At right is an image the Washington Post used to highlight this story on how the Bushviks want to lower the bar of expectations for the upcoming elections in Iraq. I think the picture itself is worth a thousand -- no, ten thousand -- words, what with the helicopter ominously overshadowing a poster with what appear to be repeated images of a single candidate.
But the article quotes a senior administration official -- anonymous, naturally -- who perfectly maps the American model of electoral legitimacy onto the Iraqi situation:
"I would ... really encourage people not to focus on numbers, which in themselves don't have any meaning, but to look on the outcome and to look at the government that will be the product of these elections," a senior administration official said, speaking on the condition of anonymity at a White House briefing yesterday. The official highlighted the low voter turnout in U.S. elections as evidence that polling numbers are not essential to legitimacy.
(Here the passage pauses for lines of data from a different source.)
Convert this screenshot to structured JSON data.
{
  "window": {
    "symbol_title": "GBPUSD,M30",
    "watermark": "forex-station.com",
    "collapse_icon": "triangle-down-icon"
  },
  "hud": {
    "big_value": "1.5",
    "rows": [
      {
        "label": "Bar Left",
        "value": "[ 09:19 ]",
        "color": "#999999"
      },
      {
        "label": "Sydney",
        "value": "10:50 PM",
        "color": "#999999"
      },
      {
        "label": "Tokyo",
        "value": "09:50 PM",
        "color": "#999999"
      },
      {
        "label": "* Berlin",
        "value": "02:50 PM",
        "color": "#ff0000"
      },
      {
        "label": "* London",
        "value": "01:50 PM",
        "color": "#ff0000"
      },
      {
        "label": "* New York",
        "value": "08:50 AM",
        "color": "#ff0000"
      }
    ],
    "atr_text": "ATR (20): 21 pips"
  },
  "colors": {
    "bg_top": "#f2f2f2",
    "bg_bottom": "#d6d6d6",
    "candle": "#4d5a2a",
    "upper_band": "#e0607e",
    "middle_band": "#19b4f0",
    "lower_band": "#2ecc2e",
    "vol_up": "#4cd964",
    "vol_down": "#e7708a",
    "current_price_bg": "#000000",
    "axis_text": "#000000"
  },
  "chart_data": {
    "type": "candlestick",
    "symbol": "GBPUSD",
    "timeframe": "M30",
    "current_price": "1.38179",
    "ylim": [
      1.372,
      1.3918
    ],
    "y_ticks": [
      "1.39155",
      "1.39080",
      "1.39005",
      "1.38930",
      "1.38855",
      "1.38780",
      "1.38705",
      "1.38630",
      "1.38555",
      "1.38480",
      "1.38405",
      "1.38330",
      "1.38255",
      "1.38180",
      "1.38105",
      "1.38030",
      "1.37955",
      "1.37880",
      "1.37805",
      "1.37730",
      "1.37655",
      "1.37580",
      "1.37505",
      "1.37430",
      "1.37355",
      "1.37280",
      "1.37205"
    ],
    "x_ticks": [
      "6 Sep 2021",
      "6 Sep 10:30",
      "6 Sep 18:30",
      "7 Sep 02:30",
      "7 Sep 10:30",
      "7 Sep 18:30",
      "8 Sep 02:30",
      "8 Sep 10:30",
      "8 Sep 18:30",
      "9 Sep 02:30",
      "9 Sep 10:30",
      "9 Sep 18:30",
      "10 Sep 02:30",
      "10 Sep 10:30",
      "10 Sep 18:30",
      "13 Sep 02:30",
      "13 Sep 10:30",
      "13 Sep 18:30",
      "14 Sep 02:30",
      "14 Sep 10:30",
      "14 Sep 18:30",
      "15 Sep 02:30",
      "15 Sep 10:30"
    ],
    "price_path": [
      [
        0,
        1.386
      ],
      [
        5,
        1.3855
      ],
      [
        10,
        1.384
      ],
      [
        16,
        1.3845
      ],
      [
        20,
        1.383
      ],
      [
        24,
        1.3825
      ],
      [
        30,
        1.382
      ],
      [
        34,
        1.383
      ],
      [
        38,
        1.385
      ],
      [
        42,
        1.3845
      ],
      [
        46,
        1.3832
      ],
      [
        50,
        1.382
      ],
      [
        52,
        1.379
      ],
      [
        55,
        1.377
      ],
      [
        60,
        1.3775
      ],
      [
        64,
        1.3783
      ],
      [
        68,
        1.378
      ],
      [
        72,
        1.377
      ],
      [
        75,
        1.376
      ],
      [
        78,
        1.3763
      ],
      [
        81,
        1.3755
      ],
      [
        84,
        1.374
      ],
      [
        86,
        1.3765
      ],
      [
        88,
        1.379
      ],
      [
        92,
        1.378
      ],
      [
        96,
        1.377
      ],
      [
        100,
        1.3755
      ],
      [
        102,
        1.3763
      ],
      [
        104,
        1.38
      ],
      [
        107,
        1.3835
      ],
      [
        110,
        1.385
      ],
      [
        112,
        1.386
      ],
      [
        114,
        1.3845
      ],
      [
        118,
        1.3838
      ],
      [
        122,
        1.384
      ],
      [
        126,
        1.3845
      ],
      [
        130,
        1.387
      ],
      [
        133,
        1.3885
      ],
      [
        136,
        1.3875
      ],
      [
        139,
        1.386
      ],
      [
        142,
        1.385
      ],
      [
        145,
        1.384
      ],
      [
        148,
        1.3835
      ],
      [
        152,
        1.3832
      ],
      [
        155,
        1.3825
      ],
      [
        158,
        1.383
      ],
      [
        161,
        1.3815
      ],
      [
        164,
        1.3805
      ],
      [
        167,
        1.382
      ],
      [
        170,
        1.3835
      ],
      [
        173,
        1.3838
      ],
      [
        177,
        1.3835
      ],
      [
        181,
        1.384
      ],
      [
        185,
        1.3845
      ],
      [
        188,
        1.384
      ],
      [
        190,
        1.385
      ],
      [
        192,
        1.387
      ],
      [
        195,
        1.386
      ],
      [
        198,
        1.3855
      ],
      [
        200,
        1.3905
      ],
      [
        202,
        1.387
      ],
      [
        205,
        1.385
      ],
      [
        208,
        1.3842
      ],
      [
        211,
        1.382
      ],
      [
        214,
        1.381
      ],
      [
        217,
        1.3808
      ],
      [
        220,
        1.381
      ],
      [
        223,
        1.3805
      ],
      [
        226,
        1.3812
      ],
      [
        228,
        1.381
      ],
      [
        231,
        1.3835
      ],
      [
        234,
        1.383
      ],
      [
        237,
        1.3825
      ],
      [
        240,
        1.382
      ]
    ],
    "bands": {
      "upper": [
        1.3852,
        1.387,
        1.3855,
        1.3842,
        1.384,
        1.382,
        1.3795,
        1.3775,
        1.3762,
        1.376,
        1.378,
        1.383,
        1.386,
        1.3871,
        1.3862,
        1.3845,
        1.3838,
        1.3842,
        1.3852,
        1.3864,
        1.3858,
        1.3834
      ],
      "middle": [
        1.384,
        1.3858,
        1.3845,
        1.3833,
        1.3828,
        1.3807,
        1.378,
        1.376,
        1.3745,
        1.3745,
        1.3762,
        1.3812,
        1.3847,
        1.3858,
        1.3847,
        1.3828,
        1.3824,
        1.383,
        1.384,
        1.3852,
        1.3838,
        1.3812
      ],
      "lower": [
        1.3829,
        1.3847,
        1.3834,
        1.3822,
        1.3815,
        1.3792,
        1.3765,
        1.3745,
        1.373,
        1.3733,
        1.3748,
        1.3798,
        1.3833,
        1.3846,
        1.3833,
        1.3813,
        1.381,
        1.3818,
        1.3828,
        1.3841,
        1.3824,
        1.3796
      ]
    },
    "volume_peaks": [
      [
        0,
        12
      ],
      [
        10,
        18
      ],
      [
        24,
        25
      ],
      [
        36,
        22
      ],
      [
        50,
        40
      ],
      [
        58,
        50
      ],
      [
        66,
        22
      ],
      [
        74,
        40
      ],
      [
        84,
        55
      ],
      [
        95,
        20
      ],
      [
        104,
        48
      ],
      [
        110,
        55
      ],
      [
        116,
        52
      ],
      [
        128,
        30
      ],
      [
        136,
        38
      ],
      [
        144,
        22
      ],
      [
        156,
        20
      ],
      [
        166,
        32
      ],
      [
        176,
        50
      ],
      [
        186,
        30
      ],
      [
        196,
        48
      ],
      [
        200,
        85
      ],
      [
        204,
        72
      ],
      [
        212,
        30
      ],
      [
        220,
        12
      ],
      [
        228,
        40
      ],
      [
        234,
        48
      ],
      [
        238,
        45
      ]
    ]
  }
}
No, for these guys, victory is essential to legitimacy. And the victory doesn't have to correspond to anything so crude as numerical measurements. Hey, if you can get the press to call it legitimate, who cares how many people vote for whom?
That looks to me like a poster encouraging people to vote, not a poster for a specific candidate. But then, I don't read Arabic so it's hard to know for sure!
Posted by: dylan at January 14, 2005 01:27 PMYes. The caption explained it's a general "get-out-the-vote" type of poster. But I think someone has added stickers of Ayatollah Sistani at the bottom. Not sure what the political meaning of that would be - perhaps Juan Cole could parse it for us.